Reputation: 1123
I am trying to replace the main loop in my program ( while(1)...select()
) with boost::asio::io_service.run()
.
The program has a couple sockets open, which were monitored by select().
The tricky part is that the FD_SET in the select statement has socket file descriptors as well as char device descriptors (for hardware input).

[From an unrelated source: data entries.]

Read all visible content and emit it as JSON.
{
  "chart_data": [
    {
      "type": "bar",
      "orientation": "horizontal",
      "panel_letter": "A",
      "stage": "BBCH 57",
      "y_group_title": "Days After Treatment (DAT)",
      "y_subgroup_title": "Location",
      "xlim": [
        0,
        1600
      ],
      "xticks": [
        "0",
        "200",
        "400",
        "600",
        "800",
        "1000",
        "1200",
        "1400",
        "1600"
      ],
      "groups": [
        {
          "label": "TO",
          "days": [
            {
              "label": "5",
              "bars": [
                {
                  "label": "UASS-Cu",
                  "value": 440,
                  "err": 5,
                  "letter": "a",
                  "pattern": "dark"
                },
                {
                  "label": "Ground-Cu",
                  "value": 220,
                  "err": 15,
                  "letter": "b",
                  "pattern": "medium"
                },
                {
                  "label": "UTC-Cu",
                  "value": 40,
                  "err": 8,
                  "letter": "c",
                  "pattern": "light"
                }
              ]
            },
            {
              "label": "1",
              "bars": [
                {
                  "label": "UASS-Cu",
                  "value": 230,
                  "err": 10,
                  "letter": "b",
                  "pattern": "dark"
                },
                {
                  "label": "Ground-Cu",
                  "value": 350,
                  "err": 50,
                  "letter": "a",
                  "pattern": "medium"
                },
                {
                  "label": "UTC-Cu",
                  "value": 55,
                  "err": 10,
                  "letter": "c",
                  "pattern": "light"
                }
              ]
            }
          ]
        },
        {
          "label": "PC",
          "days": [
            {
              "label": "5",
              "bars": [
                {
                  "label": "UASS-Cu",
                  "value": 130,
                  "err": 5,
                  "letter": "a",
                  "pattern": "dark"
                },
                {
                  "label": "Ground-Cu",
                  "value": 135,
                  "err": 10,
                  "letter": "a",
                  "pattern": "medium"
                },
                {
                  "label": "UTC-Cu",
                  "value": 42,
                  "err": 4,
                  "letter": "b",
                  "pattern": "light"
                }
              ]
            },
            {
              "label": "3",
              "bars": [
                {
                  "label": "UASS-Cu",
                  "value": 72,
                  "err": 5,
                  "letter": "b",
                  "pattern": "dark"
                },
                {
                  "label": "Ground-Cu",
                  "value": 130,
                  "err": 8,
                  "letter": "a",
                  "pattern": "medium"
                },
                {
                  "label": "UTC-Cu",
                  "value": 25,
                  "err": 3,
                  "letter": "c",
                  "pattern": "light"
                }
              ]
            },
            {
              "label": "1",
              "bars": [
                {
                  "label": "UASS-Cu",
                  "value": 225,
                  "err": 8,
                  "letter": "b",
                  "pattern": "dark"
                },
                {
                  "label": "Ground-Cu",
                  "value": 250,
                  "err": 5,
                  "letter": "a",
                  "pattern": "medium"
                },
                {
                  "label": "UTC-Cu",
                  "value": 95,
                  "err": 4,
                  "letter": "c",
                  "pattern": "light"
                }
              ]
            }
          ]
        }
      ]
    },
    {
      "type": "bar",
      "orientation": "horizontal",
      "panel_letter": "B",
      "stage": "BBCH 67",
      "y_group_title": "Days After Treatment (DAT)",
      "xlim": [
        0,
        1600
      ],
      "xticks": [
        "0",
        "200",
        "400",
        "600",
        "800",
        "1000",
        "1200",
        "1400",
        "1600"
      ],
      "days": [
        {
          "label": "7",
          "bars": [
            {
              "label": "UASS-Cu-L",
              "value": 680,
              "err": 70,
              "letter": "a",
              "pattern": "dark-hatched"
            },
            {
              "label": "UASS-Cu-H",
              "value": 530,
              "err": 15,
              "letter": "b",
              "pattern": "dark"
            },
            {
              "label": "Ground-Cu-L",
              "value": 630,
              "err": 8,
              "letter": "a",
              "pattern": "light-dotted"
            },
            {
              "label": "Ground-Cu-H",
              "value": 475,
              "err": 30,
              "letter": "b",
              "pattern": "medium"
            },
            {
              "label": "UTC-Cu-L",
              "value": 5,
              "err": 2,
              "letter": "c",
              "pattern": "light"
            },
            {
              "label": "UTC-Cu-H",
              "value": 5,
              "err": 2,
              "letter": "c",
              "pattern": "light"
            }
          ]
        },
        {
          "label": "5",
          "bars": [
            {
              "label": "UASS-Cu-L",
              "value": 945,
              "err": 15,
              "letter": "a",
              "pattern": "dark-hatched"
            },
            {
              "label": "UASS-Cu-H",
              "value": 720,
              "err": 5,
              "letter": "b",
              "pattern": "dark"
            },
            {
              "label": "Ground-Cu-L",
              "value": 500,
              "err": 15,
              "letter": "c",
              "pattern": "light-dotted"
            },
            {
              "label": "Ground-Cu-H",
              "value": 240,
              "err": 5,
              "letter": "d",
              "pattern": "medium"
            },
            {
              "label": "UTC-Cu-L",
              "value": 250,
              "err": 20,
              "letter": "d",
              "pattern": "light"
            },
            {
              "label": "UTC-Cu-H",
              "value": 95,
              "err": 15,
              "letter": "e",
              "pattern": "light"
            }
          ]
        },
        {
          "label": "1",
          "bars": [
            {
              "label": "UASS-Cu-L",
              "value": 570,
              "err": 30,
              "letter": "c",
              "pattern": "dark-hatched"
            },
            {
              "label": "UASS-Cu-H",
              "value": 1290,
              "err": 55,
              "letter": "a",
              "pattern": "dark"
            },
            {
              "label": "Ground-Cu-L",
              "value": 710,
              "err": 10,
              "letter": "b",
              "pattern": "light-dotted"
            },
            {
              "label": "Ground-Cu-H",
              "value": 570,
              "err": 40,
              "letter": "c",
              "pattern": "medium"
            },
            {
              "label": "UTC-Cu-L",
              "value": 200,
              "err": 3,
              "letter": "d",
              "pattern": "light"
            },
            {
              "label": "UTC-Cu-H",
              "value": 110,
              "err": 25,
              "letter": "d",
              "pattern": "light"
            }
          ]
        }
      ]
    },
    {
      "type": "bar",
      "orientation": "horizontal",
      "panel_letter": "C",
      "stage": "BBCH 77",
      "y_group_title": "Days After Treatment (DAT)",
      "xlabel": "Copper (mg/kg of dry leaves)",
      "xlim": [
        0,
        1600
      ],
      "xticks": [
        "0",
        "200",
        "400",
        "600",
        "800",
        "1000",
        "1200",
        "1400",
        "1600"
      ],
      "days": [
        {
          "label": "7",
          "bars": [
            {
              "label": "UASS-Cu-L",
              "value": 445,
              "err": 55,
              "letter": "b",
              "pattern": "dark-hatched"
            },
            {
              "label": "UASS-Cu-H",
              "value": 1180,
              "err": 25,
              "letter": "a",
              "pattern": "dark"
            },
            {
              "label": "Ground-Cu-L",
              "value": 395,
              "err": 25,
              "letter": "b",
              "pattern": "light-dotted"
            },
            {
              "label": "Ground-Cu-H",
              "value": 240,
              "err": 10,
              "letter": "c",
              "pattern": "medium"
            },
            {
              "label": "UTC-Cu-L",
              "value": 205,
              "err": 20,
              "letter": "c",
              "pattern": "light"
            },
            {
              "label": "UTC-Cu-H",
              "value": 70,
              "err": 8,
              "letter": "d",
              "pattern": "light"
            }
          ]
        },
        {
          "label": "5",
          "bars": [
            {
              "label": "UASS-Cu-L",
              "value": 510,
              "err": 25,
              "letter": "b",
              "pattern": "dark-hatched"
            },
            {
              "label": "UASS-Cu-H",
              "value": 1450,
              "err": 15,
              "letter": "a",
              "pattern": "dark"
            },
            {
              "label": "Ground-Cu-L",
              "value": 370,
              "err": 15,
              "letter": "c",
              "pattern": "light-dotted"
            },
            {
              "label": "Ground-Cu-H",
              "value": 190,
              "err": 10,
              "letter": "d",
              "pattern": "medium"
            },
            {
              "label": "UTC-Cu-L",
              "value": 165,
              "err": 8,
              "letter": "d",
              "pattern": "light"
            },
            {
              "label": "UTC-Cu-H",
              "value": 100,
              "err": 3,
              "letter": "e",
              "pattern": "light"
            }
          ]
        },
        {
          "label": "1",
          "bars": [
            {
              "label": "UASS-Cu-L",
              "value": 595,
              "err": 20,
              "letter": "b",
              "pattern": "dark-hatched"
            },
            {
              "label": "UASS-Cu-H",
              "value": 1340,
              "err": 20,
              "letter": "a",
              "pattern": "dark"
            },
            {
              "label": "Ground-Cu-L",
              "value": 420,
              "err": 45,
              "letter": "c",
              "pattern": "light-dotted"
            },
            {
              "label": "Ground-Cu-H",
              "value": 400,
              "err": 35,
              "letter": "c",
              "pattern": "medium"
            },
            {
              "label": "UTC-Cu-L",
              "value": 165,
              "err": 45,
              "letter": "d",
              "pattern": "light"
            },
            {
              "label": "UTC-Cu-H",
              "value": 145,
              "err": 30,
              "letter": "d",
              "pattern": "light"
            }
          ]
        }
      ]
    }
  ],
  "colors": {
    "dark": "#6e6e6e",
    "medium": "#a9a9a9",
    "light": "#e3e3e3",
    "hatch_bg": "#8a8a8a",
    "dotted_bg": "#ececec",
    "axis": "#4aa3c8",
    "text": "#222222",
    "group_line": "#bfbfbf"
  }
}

In the previous code, calling int fd = open("/dev/button1", O_RDONLY);
was enough, and that fd was added to the FD_SET.
The select()
statement is able to monitor all of them.
So in order to be able to monitor the character device from boost::asio::io_service
, I've been reading a lot about boost::asio::stream_descriptor
. But I haven't been able to get it to work.
I've tried opening the device normally and then creating a stream_descriptor, and adding it to the ioservice.
void callback(const boost::system::error_code &ec, std::size_t bytes){
std::cout << "callback called" << std::endl;
}
int main() {
static boost::asio::streambuf buffer;
int fd = open("/dev/button1", O_RDONLY);
boost::asio::posix::stream_descriptor btn(io_service, fd);
boost::asio::async_read(btn, buffer, &button_callback);
io_service.run();
}
However, that does not work.
Upvotes: 2
Views: 1058
Reputation: 393694
You don't show any code that runs the io_service
(run()
, poll()
, run_one()
or poll_one()
). So nothing gets done.
A specific example that uses stream-descriptor to read from /dev/inputN
is here:
boost::asio read from /dev/input/event0
It just uses ::open
to open a device (in this case, /dev/input/event2
but it's just a filename you can change).